The national conservative media has been riveted by a political skirmish in the small North Coast city of Arcata. At issue is the fate of a William McKinley statue that has loomed over the city’s central plaza since 1906.

For decades, activists in the liberal college town of about 18,000 people have urged the removal of the 8½-foot bronze likeness of McKinley, arguing that the former president mistreated Native Americans.

The push gained momentum with the purging of Confederate statues in the South and rising student activism at Humboldt State University, which is located in Arcata. So in February, during an emotional public hearing, the City Council voted 4–1 to remove the statue once and for all.

Then came the backlash.

A pro-statue group was formed to fight the decision. The Los Angeles Times published a take on the controversy in early April, shining a national spotlight on the story that caught the attention of conservative commentators.

“Now no statue is safe,” warned Tucker Carlson on his Fox News show.

“American history is on the chopping block again,” said Utah Republican Jason Chaffetz on the same network.

The statue is one of Arcata’s best-known works of art. (Seth Morabito/CC BY-SA 2.0)

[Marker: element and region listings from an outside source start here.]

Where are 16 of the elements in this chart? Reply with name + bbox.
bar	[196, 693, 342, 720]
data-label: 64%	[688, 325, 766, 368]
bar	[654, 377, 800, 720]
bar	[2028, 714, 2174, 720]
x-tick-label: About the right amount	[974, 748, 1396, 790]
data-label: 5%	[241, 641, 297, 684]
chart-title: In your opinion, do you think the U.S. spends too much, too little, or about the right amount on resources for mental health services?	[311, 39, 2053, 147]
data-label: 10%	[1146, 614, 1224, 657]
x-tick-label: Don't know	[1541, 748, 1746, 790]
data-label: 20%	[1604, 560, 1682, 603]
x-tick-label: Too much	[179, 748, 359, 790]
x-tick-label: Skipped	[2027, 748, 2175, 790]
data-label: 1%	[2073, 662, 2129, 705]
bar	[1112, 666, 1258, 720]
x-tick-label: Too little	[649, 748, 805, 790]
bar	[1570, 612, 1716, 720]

Karl Rove, who authored a book about McKinley, wrote a defense of the 25th president in the Wall Street Journal, noting that he was a son of abolitionists and fought to end slavery during the Civil War. Arcata’s leaders had a view “so warped,” Rove concluded, “that only willful ignorance and runaway political correctness explains their destructive action.”

The removal of the McKinley statue is far from assured. An environmental review must be completed. And a petition drive is underway that could give voters the ultimate say.

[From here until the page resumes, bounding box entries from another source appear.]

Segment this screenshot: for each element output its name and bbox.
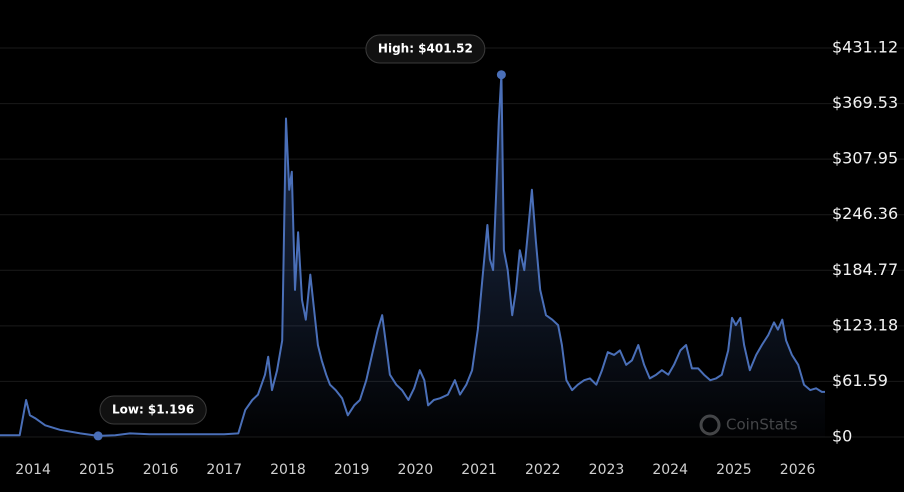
- y-tick-label: $61.59: [832, 371, 888, 390]
- annotation-box: [99, 395, 207, 425]
- y-tick-label: $307.95: [832, 149, 898, 168]
- x-tick-label: 2019: [334, 462, 370, 478]
- y-tick-label: $369.53: [832, 93, 898, 112]
- x-tick-label: 2017: [206, 462, 242, 478]
- annotation-label: High: $401.52: [378, 42, 473, 56]
- x-tick-label: 2024: [652, 462, 688, 478]
- annotation-point: [93, 431, 103, 441]
- x-tick-label: 2022: [525, 462, 561, 478]
- y-tick-label: $123.18: [832, 315, 898, 334]
- x-tick-label: 2016: [143, 462, 179, 478]
- x-tick-label: 2026: [780, 462, 816, 478]
- x-tick-label: 2018: [270, 462, 306, 478]
- annotation-label: Low: $1.196: [112, 403, 194, 417]
- price-line: [0, 73, 825, 437]
- y-tick-label: $431.12: [832, 38, 898, 57]
- x-tick-label: 2021: [461, 462, 497, 478]
- annotation-point: [496, 70, 506, 80]
- annotation-box: [365, 34, 486, 64]
- x-tick-label: 2025: [716, 462, 752, 478]
- y-tick-label: $246.36: [832, 204, 898, 223]
- x-tick-label: 2020: [398, 462, 434, 478]
- y-tick-label: $0: [832, 427, 852, 446]
- area: [0, 74, 825, 437]
- y-tick-label: $184.77: [832, 260, 898, 279]
- x-tick-label: 2015: [79, 462, 115, 478]
- x-tick-label: 2014: [15, 462, 51, 478]
- x-tick-label: 2023: [589, 462, 625, 478]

Alex Stillman, the president of the Historical Sites Society of Arcata and a former City Council member, said the whole matter had just left her saddened.

“We have such heavy discord in our community,” she said.

“We’ll see what happens,” she added. “It’s just, oh my gosh, why do we have to have things so complicated? I mean it’s bad enough at the national level, and then we have to bring it all in to our local level.”